O pedido de prisão preventiva foi formalizado pela Delegacia de Defesa da Mulher (DDM) de Mongaguá, após uma análise aprofundada do caso. A solicitação foi prontamente acatada pelo juiz Yuri Cesar Serapião, da 1ª Vara Criminal. A decisão judicial visa não apenas garantir a segurança das vítimas, mas também coibir a reincidência de agressões, dado o histórico do acusado. Desde a decretação da prisão, em 10 de abril, Márcio Gomes se encontra desaparecido, e as autoridades estão empenhadas em localizá-lo para que responda pelos crimes imputados.
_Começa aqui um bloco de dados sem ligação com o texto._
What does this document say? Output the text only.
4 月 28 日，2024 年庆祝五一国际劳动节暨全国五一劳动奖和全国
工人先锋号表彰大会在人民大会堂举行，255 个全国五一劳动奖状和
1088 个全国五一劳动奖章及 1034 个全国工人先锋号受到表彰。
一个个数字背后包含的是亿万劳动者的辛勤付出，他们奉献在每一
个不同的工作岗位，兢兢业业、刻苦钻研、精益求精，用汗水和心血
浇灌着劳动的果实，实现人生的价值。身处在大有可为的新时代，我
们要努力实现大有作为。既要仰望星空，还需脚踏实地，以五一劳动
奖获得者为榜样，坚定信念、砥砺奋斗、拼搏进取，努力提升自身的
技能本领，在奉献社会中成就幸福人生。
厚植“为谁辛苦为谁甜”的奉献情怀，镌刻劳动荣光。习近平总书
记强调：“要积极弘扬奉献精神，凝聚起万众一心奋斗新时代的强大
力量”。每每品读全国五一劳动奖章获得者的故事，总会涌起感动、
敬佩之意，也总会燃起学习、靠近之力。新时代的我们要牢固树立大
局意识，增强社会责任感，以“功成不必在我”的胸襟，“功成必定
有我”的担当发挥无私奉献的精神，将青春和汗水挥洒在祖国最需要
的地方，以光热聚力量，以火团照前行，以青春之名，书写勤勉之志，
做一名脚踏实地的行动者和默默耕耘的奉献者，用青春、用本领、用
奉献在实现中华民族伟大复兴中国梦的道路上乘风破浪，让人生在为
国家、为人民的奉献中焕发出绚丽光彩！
Agressão, Ciúmes e Medidas Protetivas Desrespeitadas

A violenta agressão que culminou na ordem de prisão ocorreu em 28 de março, na residência do casal, situada no bairro Vila Anhanguera. Conforme apurações da TV Tribuna, afiliada da Globo, o desentendimento que escalou para a violência foi motivado por ciúmes. Márcio e a vítima, com quem mantinha um relacionamento há aproximadamente sete anos – sendo o adolescente filho de um relacionamento anterior dela –, já possuíam um histórico de conflitos. A mulher havia, inclusive, registrado um boletim de ocorrência previamente e obtido medidas protetivas contra o suspeito. No entanto, essas proteções foram flagrantemente desrespeitadas no domingo, 5 de abril, quando a vítima reportou uma nova agressão, evidenciando a ineficácia das determinações anteriores em conter a conduta do agressor.

Histórico Criminal Pesa na Decisão Judicial

Além da gravidade do ataque recente e da subsequente violação das medidas protetivas, o histórico criminal de Márcio Gomes foi um fator determinante para que o magistrado decidisse pela prisão preventiva. O acusado possui um extenso rol de passagens pela polícia, incluindo delitos como receptação, roubo, furto, estelionato e, de forma preocupante, outras ocorrências de violência doméstica. O juiz Yuri César Serapião fundamentou sua decisão argumentando que a imposição de novas medidas cautelares seria insuficiente para controlar o comportamento do indivíduo, que demonstrou um padrão de conduta intimidatória. 'É necessária a prisão preventiva do averiguado, pois conforme exposto pela vítima, o representado age de forma intimidatória, perseguindo a vítima, danificando patrimônio e contando com auxílio de terceiros', pontuou o magistrado.

A Posição da Defesa do Acusado

Em contrapartida às graves acusações e à ordem de prisão, a defesa de Márcio Gomes, representada pela advogada Fernanda Caetano, manifestou-se publicamente para contestar a veracidade das informações divulgadas. Em um vídeo enviado à TV Tribuna, a advogada afirmou que os fatos não correspondem à realidade do que ocorreu e que seu cliente não tinha intenção de ferir a esposa ou os familiares. A defesa reiterou que todas as questões serão devidamente elucidadas no âmbito processual, comprometendo-se a apresentar as provas cabíveis e a demonstrar a inocência de seu cliente no decorrer das investigações e do julgamento.

Enquanto Márcio Gomes permanece foragido, as autoridades continuam as buscas, e o caso segue sob investigação. A situação em Mongaguá ressalta a importância da aplicação rigorosa da Lei Maria da Penha e a complexidade dos casos de violência doméstica, especialmente quando medidas protetivas são desrespeitadas e o histórico do agressor indica um padrão de conduta violenta. A Justiça agora busca garantir que o acusado responda pelos seus atos, em um esforço para proteger as vítimas e assegurar a ordem pública.